Intern
Adult Education Academy

Lukas Eble

Lukas Eble is a researcher at the Professorship for Adult Education at University of Duisburg-Essen. His core expertise are societal-critical and social psychological theories and approaches in Educational Science and Adult Education.

His current research focuses on the conceptualisation of solidarity in adult education from the perspective of the philosophy of practice.

CG6: Adult learning and education for all?! Issues of inclusion with regard to disability in the limelight. 

Co-Moderator: Prof. Dr. Silke Schreiber-Barsch

 

The ideology of social inclusion is one of the major leitmotifs of adult education, claiming to provide education for all—and especially for some across adult education’s histories worldwide. However, in particular since the mid-2000s, due to the UN Convention on the Rights of Persons with Disabilities (2006), for example, inclusion as a terminology and conceptual approach has increasingly been used to focus on the context of disability and impairment. This has strongly intensified the quest for better access to adult learning and education (ALE). Yet, what learning means in the context of disability/impairment, how it is framed in a nation-state architecture and in ALE institutional settings, and how it is experienced in a certain geographical place and at a given time are very likely to vary.

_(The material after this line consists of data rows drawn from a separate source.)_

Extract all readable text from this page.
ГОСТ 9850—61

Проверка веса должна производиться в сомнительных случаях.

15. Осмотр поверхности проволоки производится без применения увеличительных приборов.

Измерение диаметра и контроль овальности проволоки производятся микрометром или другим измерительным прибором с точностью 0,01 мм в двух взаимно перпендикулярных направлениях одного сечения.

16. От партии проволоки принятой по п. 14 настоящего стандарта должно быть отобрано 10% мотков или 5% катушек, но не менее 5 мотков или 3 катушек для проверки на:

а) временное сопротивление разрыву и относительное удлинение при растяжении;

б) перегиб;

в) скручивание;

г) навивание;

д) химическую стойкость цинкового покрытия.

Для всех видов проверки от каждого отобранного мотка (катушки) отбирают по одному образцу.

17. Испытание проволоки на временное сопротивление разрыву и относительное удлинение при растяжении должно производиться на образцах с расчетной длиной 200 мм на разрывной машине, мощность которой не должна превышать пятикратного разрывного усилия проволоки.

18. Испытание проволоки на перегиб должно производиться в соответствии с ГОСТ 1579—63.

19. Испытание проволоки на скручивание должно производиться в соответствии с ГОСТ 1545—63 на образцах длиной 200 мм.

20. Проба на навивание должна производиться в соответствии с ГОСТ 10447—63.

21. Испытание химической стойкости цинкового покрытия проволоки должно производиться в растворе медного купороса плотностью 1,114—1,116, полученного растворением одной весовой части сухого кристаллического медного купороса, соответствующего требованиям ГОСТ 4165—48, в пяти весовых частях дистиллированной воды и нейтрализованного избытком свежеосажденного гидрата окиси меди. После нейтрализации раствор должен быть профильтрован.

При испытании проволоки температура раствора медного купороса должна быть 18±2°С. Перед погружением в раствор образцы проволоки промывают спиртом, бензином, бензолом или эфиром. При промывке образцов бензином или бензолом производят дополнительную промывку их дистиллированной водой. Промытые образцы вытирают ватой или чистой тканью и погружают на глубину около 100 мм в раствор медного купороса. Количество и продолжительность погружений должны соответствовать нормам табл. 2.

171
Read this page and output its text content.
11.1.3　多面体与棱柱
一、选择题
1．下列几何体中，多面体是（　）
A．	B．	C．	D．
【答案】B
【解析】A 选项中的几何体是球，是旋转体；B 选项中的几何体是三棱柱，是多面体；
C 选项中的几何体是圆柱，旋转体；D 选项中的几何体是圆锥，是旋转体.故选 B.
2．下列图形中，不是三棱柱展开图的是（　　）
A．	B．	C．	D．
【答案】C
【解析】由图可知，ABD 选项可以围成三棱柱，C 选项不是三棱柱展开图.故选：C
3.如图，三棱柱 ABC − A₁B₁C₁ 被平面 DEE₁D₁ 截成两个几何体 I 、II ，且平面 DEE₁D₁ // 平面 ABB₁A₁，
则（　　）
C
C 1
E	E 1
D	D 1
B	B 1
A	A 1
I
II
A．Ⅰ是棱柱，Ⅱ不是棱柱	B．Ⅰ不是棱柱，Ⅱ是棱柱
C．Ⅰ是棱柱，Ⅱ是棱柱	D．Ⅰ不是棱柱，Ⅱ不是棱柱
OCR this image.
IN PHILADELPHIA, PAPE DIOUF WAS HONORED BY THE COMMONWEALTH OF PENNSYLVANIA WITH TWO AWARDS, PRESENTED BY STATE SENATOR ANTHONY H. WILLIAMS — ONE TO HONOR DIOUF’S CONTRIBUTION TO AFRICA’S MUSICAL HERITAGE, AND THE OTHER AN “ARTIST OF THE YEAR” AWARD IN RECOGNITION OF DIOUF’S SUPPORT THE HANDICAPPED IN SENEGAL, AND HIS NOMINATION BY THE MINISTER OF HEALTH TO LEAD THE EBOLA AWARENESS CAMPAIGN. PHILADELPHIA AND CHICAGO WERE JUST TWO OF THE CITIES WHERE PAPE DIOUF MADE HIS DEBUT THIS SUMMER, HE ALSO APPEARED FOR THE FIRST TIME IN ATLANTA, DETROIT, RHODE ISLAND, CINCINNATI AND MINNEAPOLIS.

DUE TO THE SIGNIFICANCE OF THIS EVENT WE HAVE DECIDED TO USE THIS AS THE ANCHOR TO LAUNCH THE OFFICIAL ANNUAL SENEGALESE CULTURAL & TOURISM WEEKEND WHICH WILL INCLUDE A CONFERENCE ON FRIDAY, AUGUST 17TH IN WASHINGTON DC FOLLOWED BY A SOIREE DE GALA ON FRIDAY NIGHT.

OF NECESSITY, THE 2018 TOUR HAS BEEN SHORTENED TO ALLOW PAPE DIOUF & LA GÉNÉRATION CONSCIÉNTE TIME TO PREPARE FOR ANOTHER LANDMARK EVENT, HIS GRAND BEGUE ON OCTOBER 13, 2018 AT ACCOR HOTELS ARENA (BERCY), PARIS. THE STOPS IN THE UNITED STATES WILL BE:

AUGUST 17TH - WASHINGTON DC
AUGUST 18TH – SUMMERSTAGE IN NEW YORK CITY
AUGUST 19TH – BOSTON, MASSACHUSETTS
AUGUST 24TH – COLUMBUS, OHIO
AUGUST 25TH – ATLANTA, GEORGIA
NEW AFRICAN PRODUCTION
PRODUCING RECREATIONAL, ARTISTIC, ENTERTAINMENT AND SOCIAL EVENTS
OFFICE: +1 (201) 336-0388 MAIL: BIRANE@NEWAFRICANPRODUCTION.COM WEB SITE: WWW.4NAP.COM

Taking this as a point of departure, the comparative group will elaborate commonalities and differences of ALE access. Disability/impairment will serve as the main lens of analysis; nonetheless, intersections with other categories will also be considered according to the multi-layered features of inclusive adult education (Schreiber-Barsch & Rule 2021, 553). Whereas students are welcome to focus their analysis on the micro-level of ALE access, practitioners enrich the comparative group with their unique knowledge and experience with regard to the meso-level of institutional settings and strategies of access. 

The outcome will be a deeper understanding of the buzzword inclusion, greater expertise in analysing the multi-dimensional concept of inclusive adult education through a comparative lens, and extended experience with strategies of institutional accessibility.